Boa noite, meus filhos. Sim, é preciso continuar as sessões, até que um médium se manifeste, para substituir o que vai deixar-vos. Está cumprido o seu papel de iniciador entre vós. Continuai o que começastes, porque vós também servireis um dia à propagação da verdade que neste momento é proclamada no mundo inteiro pelas manifestações ditas dos Espíritos. Persuadi-vos, meus filhos, de que, em geral, o que se entende na Terra por Espírito, só é Espírito para vós. Depois que esse Espírito, ou alma, se separa da matéria grosseira que o envolve, para vós não tem mais corpo, porque vossos olhos materiais não mais o veem, mas continua sendo matéria para os mais elevados que ele. Para vós, minhas crianças, vou fazer uma comparação muito imperfeita, mas que, entretanto, vos poderá dar uma ideia da transformação a que impropriamente chamais morte. Imaginai uma lagarta, que vedes diariamente.

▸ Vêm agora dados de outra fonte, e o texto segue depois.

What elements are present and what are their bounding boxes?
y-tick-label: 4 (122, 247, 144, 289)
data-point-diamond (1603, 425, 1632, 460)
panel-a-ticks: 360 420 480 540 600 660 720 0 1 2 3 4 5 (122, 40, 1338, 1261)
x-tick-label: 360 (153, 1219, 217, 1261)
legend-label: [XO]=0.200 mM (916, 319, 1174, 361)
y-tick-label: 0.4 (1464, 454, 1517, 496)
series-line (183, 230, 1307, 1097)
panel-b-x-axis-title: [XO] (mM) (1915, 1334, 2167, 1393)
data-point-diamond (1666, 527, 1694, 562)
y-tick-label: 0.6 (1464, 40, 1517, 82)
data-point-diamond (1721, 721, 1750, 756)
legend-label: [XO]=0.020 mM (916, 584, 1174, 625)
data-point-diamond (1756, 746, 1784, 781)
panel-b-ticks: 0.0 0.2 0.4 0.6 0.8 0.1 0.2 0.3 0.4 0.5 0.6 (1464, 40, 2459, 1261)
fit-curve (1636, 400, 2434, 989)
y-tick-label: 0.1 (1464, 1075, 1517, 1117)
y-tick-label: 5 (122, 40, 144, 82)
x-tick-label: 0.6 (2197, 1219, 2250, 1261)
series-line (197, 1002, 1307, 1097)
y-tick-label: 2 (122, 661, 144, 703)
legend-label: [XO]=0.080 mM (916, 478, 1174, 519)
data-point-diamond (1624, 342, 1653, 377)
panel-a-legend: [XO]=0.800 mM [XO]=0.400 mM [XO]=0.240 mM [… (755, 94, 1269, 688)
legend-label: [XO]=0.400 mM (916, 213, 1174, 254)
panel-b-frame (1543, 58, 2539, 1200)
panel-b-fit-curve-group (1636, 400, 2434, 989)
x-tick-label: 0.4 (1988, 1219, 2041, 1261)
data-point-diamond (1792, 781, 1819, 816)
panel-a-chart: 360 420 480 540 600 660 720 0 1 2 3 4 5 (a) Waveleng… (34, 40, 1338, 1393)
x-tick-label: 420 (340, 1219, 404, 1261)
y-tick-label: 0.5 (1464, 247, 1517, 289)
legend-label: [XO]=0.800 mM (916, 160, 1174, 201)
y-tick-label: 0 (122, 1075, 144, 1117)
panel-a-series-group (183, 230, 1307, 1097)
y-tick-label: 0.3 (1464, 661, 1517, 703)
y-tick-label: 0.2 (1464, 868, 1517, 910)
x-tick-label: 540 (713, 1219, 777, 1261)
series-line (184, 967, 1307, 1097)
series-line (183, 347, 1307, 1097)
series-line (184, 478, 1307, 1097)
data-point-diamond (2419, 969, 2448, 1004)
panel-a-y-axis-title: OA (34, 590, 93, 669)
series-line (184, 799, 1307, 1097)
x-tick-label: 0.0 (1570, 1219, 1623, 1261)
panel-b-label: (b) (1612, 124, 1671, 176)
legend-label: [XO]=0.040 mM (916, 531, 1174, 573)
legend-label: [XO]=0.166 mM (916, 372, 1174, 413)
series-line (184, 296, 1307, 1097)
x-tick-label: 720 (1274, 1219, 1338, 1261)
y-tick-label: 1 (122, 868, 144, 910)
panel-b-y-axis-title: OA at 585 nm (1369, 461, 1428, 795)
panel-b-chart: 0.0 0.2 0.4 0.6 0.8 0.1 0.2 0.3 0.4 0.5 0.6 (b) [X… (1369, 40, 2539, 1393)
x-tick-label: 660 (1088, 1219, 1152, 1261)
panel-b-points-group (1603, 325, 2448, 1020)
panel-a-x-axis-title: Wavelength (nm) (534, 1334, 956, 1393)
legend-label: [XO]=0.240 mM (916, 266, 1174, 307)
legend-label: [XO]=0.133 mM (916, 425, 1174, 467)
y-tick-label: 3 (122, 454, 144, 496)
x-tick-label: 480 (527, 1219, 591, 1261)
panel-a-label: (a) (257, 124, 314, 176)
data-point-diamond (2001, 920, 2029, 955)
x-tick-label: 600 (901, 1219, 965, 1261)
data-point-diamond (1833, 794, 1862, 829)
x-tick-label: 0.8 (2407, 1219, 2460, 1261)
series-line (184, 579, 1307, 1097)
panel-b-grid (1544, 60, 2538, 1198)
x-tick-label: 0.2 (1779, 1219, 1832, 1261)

Esgotado o tempo de sua existência nesse estado, ela se transforma em crisálida; passa algum tempo nesse estado e depois, chegado o momento, se despoja de seu envoltório e dá origem a uma borboleta, que voa. Ora, a lagarta, ao deixar sua natureza grosseira, representa o homem que morre. A borboleta representa a alma que se eleva. A lagarta arrasta-se no chão. A borboleta voa para o céu. Mudou de matéria, mas ainda é material. Se a lagarta raciocinasse, não veria a borboleta que, entretanto, teria saído da carapaça apodrecida da crisálida. Assim, o corpo não pode ver a alma, mas a alma, envolta em matéria, tem consciência de sua existência e o próprio materialista por vezes a sente interiormente. Então, seu orgulho o impede de concordar e ele fica com sua ciência sem crença, sem se elevar, até que, enfim, lhe chegue a dúvida. Então, nem tudo está acabado, porque nele a luta é maior, mas é apenas uma questão de tempo, porque, meus amigos, não vos esqueçais, todos os filhos de Deus foram criados para a perfeição. Felizes os que não perdem tempo pelo caminho. A eternidade é feita de dois períodos: o das provas, que poderia chamar-se de incubação, e o da eclosão, ou da entrada na vida verdadeira, que chamais de felicidade dos eleitos.

QUINTA SESSÃO

Meus caros filhos, vejo com satisfação que começais a refletir nos avisos e conselhos que vos dou. Sei que para o atual desenvolvimento de vossa inteligência há, simultaneamente, muito assunto para reflexão. Devo, porém, aproveitar a ocasião que se apresenta, pois em poucos dias esse meio não mais estará à minha disposição, e era necessário ferir a vossa imaginação, de maneira a vos sugerir o desejo de continuar as vossas sessões, até que algum de vós possa substituir o médium atual. Espero que estas poucas sessões, sobre as quais vos incito a meditar demoradamente, tenham sido suficientes para despertar vossa atenção e o desejo de aprofundar mais esse vasto assunto de investigações. Tomai como regra jamais procurar satisfazer uma vã curiosidade, mas vos instruirdes e vos aperfeiçoardes. É inútil vos preocupardes com a diferença que possa existir entre o que vos ensinarei e o que sabeis ou julgais saber. Cada vez que vos for dada uma instrução, perguntaivos se é justa e se corresponde às exigências da consciência e da equidade. Quando a resposta for afirmativa, não vos inquieteis em saber se está de acordo com o que vos tiver sido dito. Que vos importa isto! O importante é o justo, o consciencioso e o equitativo. Tudo quanto reúne estas condições é de Deus. Obedecer a uma boa consciência; só fazer coisas úteis; evitar tudo quanto, sem ser mau, não tem utilidade, eis o essencial, pois fazer algo de inútil já é fazer o mal. Evitai escandalizar, mesmo pelo vosso aperfeiçoamento. Circunstâncias há em que a simples visão de vossa mudança pode produzir um efeito pernicioso. Assim, por exemplo, a luz do dia não poderia, sem perigo, atingir de súbito os olhos de um homem encerrado num calabouço escuro. Então, que o vosso progresso não seja entregue à investigação, senão conforme vos aconselhar a sabedoria. Aperfeiçoaivos continuamente: somente no devido tempo permitireis que isto seja visto. Aqueles para quem escrevo este conselho o compreendem, sem que eu tenha de ser mais explícito. Sua consciência lhes dirá.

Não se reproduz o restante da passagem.